En estos tiempos, y aunque pudiera parecer increíble, la cosa no ha cambiado mucho. Se ha inventado el concepto de cultura basura para acomodar aquello que la sociedad rechaza. Y es atinado, pues en realidad se trata del intento por hacer algo con los desechos de lo moralmente aceptado. Desde esa perspectiva, podríamos decir que es lo peor que se puede hacer y al mismo tiempo es algo tan atractivo que se vuelve una especie de placer culposo. Algo así como el morbo que lleva a muchos a leer a Bukowski y su realismo sucio, por citar un ejemplo de literatura más reciente.
Aquí lo que cuenta es darle la vuelta a aquello que la sociedad dice o piensa que no se debe hacer. Es poder crear algo con total libertad que venga a salvarnos de nuestra realidad, nuestra muchas veces aburrida realidad. Algo que a través de la transgresión nos lleve a fronteras imaginables, pero difícilmente transitables. O tal vez la simpleza de lo divertido que pueda incluso hacernos reír de aquello que nunca nos atreveríamos a hacer. La cultura basura acusada de inmoral se puede valer de lo perverso, sí; pero siempre en complicidad intrínseca entre quien la genera y quien la recibe. Nos interesamos en lo prohibido igual que las moscas se interesan en la… idea de volar libres por el campo.
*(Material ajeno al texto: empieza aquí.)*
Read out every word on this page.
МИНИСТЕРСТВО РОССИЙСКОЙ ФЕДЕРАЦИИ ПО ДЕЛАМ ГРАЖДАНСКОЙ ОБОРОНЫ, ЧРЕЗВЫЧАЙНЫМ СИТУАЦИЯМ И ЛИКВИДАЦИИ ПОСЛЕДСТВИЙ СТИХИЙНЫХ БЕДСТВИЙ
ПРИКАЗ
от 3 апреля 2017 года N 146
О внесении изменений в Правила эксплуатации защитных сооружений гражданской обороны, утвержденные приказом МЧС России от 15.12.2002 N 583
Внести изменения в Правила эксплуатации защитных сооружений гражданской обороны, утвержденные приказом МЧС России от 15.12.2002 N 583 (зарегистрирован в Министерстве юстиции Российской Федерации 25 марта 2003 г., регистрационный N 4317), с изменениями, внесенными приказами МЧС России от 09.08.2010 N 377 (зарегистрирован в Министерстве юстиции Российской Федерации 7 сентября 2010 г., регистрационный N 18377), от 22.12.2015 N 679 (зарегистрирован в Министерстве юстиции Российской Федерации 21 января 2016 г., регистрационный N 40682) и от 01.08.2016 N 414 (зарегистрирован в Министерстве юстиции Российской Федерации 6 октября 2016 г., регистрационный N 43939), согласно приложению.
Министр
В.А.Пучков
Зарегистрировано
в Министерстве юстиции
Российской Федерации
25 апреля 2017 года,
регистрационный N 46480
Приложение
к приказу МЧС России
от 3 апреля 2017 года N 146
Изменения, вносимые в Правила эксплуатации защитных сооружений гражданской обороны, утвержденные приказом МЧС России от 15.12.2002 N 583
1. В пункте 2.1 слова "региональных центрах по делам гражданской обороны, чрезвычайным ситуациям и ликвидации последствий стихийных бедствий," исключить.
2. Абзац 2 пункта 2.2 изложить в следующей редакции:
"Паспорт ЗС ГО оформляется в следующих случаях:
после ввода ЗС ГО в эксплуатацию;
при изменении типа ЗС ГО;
Dicho lo anterior, qué tal si entendemos la cultura basura como la contracultura que va más allá de los valores. Que los confronta y cuestiona. El dedo flamígero que señala y apunta la tiránica opresión de la moralidad que, al verse amenazada, lanza etiquetas de monstruosidad a lo que no le parece adecuado.

¿Y qué hay de la irrelevancia de tanto contenido que inunda el universo de los medios modernos? Ahí puede haber un excelente argumento para restarle importancia a la cultura basura. ¿Pero, podemos considerar cualquier ocurrencia como cultura basura?

En tiempos de las redes sociales, donde la gente vive más preocupada por los likes que por cualquier otra cosa, ser uno mismo parece casi revolucionario. Y sí, hasta puede resultar contradictorio, pero la realidad es que, a pesar de la fugacidad propia de los medios digitales, la autenticidad se premia con atención mediática. El punto es diferenciar lo genuino y original del plagio o la copia.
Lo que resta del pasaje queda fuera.